Geoff with a G looks even queasier, but he takes hold of one of my hands, squeezes my fingers, and says: “You’re okay, Gemma. You can do this. You know you can.”

He doesn’t sound very convinced, but it is something to cling to. Kind words, a kind touch. A kind man. It calms me enough that I take in more air, gulping it in greedily.

“Gemma, you’re nearly there, love!” says the midwife. I’ve forgotten her name. Something Irish, I think, even though her accent is pure East London. This is my third midwife—I have gone through a few shift changes now.

“You said that hours ago!” I scream at her. “You were lying! You’re a bloody liar!”

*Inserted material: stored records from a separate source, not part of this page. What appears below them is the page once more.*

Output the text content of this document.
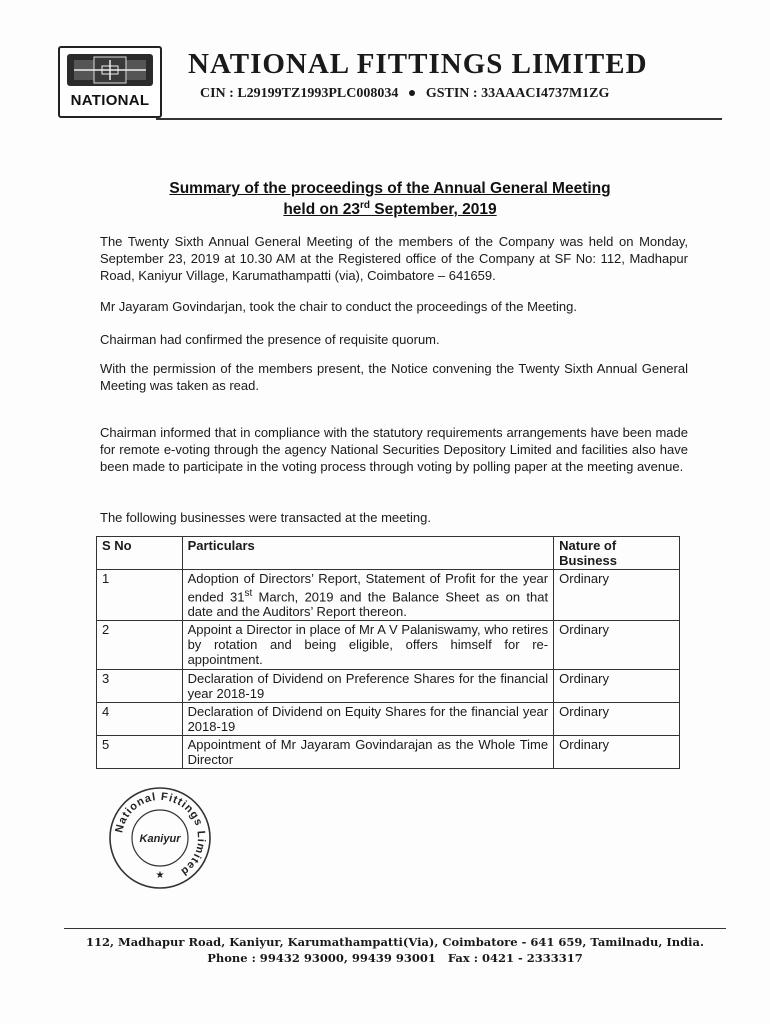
NATIONAL
NATIONAL FITTINGS LIMITED
CIN : L29199TZ1993PLC008034 ● GSTIN : 33AAACI4737M1ZG
Summary of the proceedings of the Annual General Meeting
held on 23rd September, 2019
The Twenty Sixth Annual General Meeting of the members of the Company was held on Monday, September 23, 2019 at 10.30 AM at the Registered office of the Company at SF No: 112, Madhapur Road, Kaniyur Village, Karumathampatti (via), Coimbatore – 641659.
Mr Jayaram Govindarjan, took the chair to conduct the proceedings of the Meeting.
Chairman had confirmed the presence of requisite quorum.
With the permission of the members present, the Notice convening the Twenty Sixth Annual General Meeting was taken as read.
Chairman informed that in compliance with the statutory requirements arrangements have been made for remote e-voting through the agency National Securities Depository Limited and facilities also have been made to participate in the voting process through voting by polling paper at the meeting avenue.
The following businesses were transacted at the meeting.
S No	Particulars	Nature of
Business

1	Adoption of Directors’ Report, Statement of Profit for the year ended 31st March, 2019 and the Balance Sheet as on that date and the Auditors’ Report thereon.	Ordinary
2	Appoint a Director in place of Mr A V Palaniswamy, who retires by rotation and being eligible, offers himself for re-appointment.	Ordinary
3	Declaration of Dividend on Preference Shares for the financial year 2018-19	Ordinary
4	Declaration of Dividend on Equity Shares for the financial year 2018-19	Ordinary
5	Appointment of Mr Jayaram Govindarajan as the Whole Time Director	Ordinary
National Fittings Limited
Kaniyur
★
112, Madhapur Road, Kaniyur, Karumathampatti(Via), Coimbatore - 641 659, Tamilnadu, India.
Phone : 99432 93000, 99439 93001   Fax : 0421 - 2333317
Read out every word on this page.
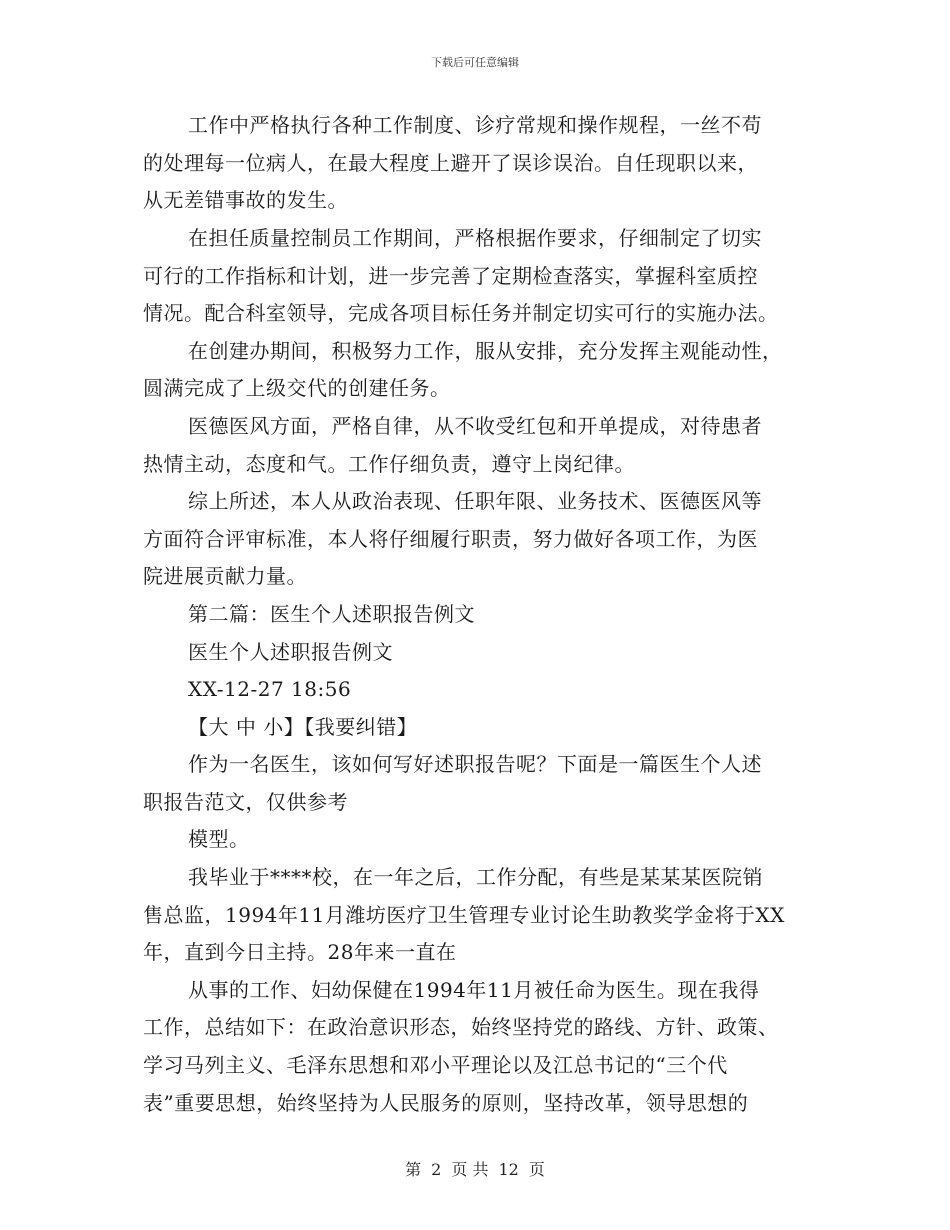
下载后可任意编辑
工作中严格执行各种工作制度、诊疗常规和操作规程，一丝不苟
的处理每一位病人，在最大程度上避开了误诊误治。自任现职以来，
从无差错事故的发生。
在担任质量控制员工作期间，严格根据作要求，仔细制定了切实
可行的工作指标和计划，进一步完善了定期检查落实，掌握科室质控
情况。配合科室领导，完成各项目标任务并制定切实可行的实施办法。
在创建办期间，积极努力工作，服从安排，充分发挥主观能动性，
圆满完成了上级交代的创建任务。
医德医风方面，严格自律，从不收受红包和开单提成，对待患者
热情主动，态度和气。工作仔细负责，遵守上岗纪律。
综上所述，本人从政治表现、任职年限、业务技术、医德医风等
方面符合评审标准，本人将仔细履行职责，努力做好各项工作，为医
院进展贡献力量。
第二篇：医生个人述职报告例文
医生个人述职报告例文
XX-12-27 18:56
【大 中 小】【我要纠错】
作为一名医生，该如何写好述职报告呢？下面是一篇医生个人述
职报告范文，仅供参考
模型。
我毕业于****校，在一年之后，工作分配，有些是某某某医院销
售总监，1994年11月潍坊医疗卫生管理专业讨论生助教奖学金将于XX
年，直到今日主持。28年来一直在
从事的工作、妇幼保健在1994年11月被任命为医生。现在我得
工作，总结如下：在政治意识形态，始终坚持党的路线、方针、政策、
学习马列主义、毛泽东思想和邓小平理论以及江总书记的“三个代
表”重要思想，始终坚持为人民服务的原则，坚持改革，领导思想的
第 2 页 共 12 页
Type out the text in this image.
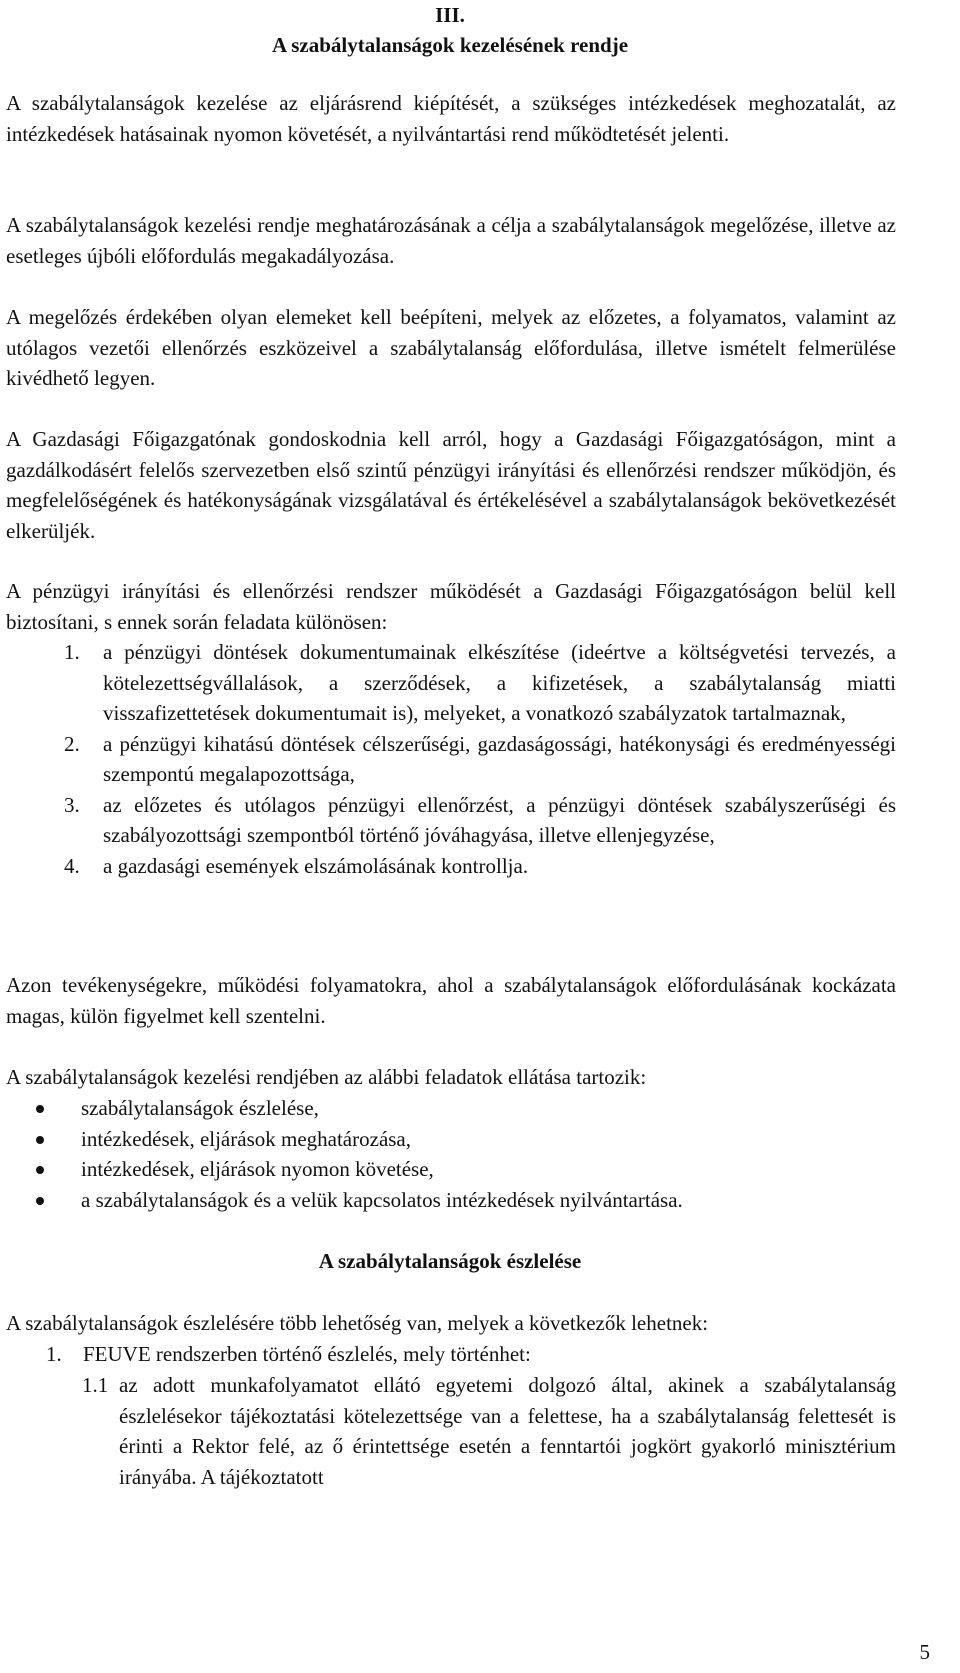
III.
A szabálytalanságok kezelésének rendje

A szabálytalanságok kezelése az eljárásrend kiépítését, a szükséges intézkedések meghozatalát, az intézkedések hatásainak nyomon követését, a nyilvántartási rend működtetését jelenti.

A szabálytalanságok kezelési rendje meghatározásának a célja a szabálytalanságok megelőzése, illetve az esetleges újbóli előfordulás megakadályozása.

A megelőzés érdekében olyan elemeket kell beépíteni, melyek az előzetes, a folyamatos, valamint az utólagos vezetői ellenőrzés eszközeivel a szabálytalanság előfordulása, illetve ismételt felmerülése kivédhető legyen.

A Gazdasági Főigazgatónak gondoskodnia kell arról, hogy a Gazdasági Főigazgatóságon, mint a gazdálkodásért felelős szervezetben első szintű pénzügyi irányítási és ellenőrzési rendszer működjön, és megfelelőségének és hatékonyságának vizsgálatával és értékelésével a szabálytalanságok bekövetkezését elkerüljék.

A pénzügyi irányítási és ellenőrzési rendszer működését a Gazdasági Főigazgatóságon belül kell biztosítani, s ennek során feladata különösen:

1. a pénzügyi döntések dokumentumainak elkészítése (ideértve a költségvetési tervezés, a kötelezettségvállalások, a szerződések, a kifizetések, a szabálytalanság miatti visszafizettetések dokumentumait is), melyeket, a vonatkozó szabályzatok tartalmaznak,
2. a pénzügyi kihatású döntések célszerűségi, gazdaságossági, hatékonysági és eredményességi szempontú megalapozottsága,
3. az előzetes és utólagos pénzügyi ellenőrzést, a pénzügyi döntések szabályszerűségi és szabályozottsági szempontból történő jóváhagyása, illetve ellenjegyzése,
4. a gazdasági események elszámolásának kontrollja.

Azon tevékenységekre, működési folyamatokra, ahol a szabálytalanságok előfordulásának kockázata magas, külön figyelmet kell szentelni.

A szabálytalanságok kezelési rendjében az alábbi feladatok ellátása tartozik:

szabálytalanságok észlelése,
intézkedések, eljárások meghatározása,
intézkedések, eljárások nyomon követése,
a szabálytalanságok és a velük kapcsolatos intézkedések nyilvántartása.
A szabálytalanságok észlelése

A szabálytalanságok észlelésére több lehetőség van, melyek a következők lehetnek:

1. FEUVE rendszerben történő észlelés, mely történhet:
1.1 az adott munkafolyamatot ellátó egyetemi dolgozó által, akinek a szabálytalanság észlelésekor tájékoztatási kötelezettsége van a felettese, ha a szabálytalanság felettesét is érinti a Rektor felé, az ő érintettsége esetén a fenntartói jogkört gyakorló minisztérium irányába. A tájékoztatott
5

The midwife actually laughs out loud at this accusation. It is a strange sound to hear floating up to my ears, a tinkling of amusement as she roots around, as she inspects, as she probes.

“Gemma, I can see her head!” she adds. “And I’m not lying—I can see her head, and she has lovely red hair like you, and she is so ready to come and meet you—come on now, one last big push for me!”

Red hair. Huh. I’ve always hated mine, but for some reason I feel weirdly pleased that she has it too. Like it’s a connection we will always have, no matter what else we lose. A twine of ginger reaching down through the ages. I grip hold of Geoff ’s hand, tighter than any sane human being would appreciate, and I push, growling out a long stream of air, forcing myself to find that last shred of strength that I need. I lean forward as I do it, squashed up and folded and as concertinaed as my malformed body can get.

I hear Geoff and the midwife speaking words that don’t register; I feel a flickering sensation behind my eyes, a high-pitched ringing in my ears, the world around me a blanked-out, buzzing void: nothing exists but me and this moment and doing this one thing. The most important thing I have ever done.

I am sixteen and I am having a baby. A baby girl, with red hair. I let out one scream, put all my energy into helping her into the world, and know that I am spent. That I have nothing more to give. If this is not enough, then this is not happening.